The seven-flavor line-up of oatmeals (all of which cook up in a minute) is notable not only for being protein-heavy—the "Just Plain Good" flavor without any additional nuts or berries packs in 16 grams alone—but for boasting the sort of fresh flavors not typically found in pre-mixed packets of oatmeal. For that, you can credit the ample amounts of almonds, pecans, dark chocolate, raspberries and strawberries put into each six-serving bag. And while the latter two are freeze-dried, notes Mallory: "It still tastes like a tart raspberry when you hydrate it."

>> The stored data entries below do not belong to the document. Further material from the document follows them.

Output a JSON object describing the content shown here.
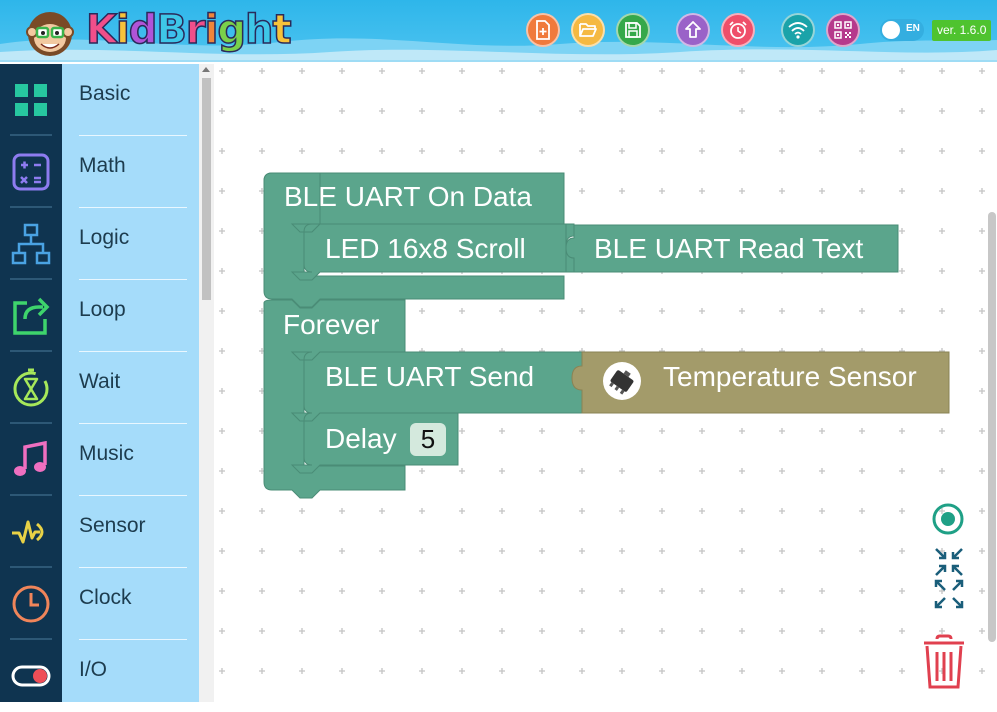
{
  "app": {
    "name": "KidBright",
    "version": "ver. 1.6.0",
    "language": "EN"
  },
  "toolbar": {
    "buttons": [
      {
        "name": "new-file",
        "color": "#f07a3c"
      },
      {
        "name": "open-folder",
        "color": "#f5b942"
      },
      {
        "name": "save",
        "color": "#35a84a"
      },
      {
        "name": "upload",
        "color": "#9a62c8"
      },
      {
        "name": "alarm",
        "color": "#ef4f6a"
      },
      {
        "name": "wifi",
        "color": "#1aa3a9"
      },
      {
        "name": "qr-code",
        "color": "#b63a8c"
      }
    ]
  },
  "sidebar": {
    "items": [
      {
        "label": "Basic",
        "icon": "grid-icon",
        "color": "#27c7a0"
      },
      {
        "label": "Math",
        "icon": "calculator-icon",
        "color": "#8e7cf0"
      },
      {
        "label": "Logic",
        "icon": "flowchart-icon",
        "color": "#4aa3e3"
      },
      {
        "label": "Loop",
        "icon": "loop-icon",
        "color": "#3ed46c"
      },
      {
        "label": "Wait",
        "icon": "timer-icon",
        "color": "#a6e85a"
      },
      {
        "label": "Music",
        "icon": "music-note-icon",
        "color": "#ef6fc0"
      },
      {
        "label": "Sensor",
        "icon": "signal-icon",
        "color": "#e8d246"
      },
      {
        "label": "Clock",
        "icon": "clock-icon",
        "color": "#f0855a"
      },
      {
        "label": "I/O",
        "icon": "toggle-icon",
        "color": "#ef4e57"
      }
    ]
  },
  "workspace": {
    "blocks": {
      "ble_on_data": "BLE UART On Data",
      "led_scroll": "LED 16x8 Scroll",
      "ble_read_text": "BLE UART Read Text",
      "forever": "Forever",
      "ble_send": "BLE UART Send",
      "temperature_sensor": "Temperature Sensor",
      "delay": "Delay",
      "delay_value": "5"
    },
    "colors": {
      "block_green": "#5ba58c",
      "block_border": "#4a8c76",
      "sensor_block": "#a39b6a",
      "control_teal": "#1fa086",
      "trash_red": "#e0404f"
    }
  }
}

Though the almond-pecan and raspberry-almond flavors are currently her top sellers, Mallory says the more unusual chocolate-raspberry, filled with delicate pearls of dark chocolate and fat, rosy berries, has been gaining on them. "Even the chocolate is high-quality chocolate from France," Mallory stresses, before relating the story of how her aunt initially decided on these particular pearls of chocolate. "She had three 9-year-old girls in her kitchen; they taste-tested a bunch of chocolate and chose these." Suddenly, little girls begging for second helpings of oatmeal makes a lot more sense.

"Oatmeal is either really plain and boring or full of sugar," says Mallory, who still uses the same recipes and organic vendors as her aunt, and who one day hopes to expand into more sales locations than the Memorial Villages Farmers Market and her online shop. "There's a lot of different folks out there but I really think we have something unique."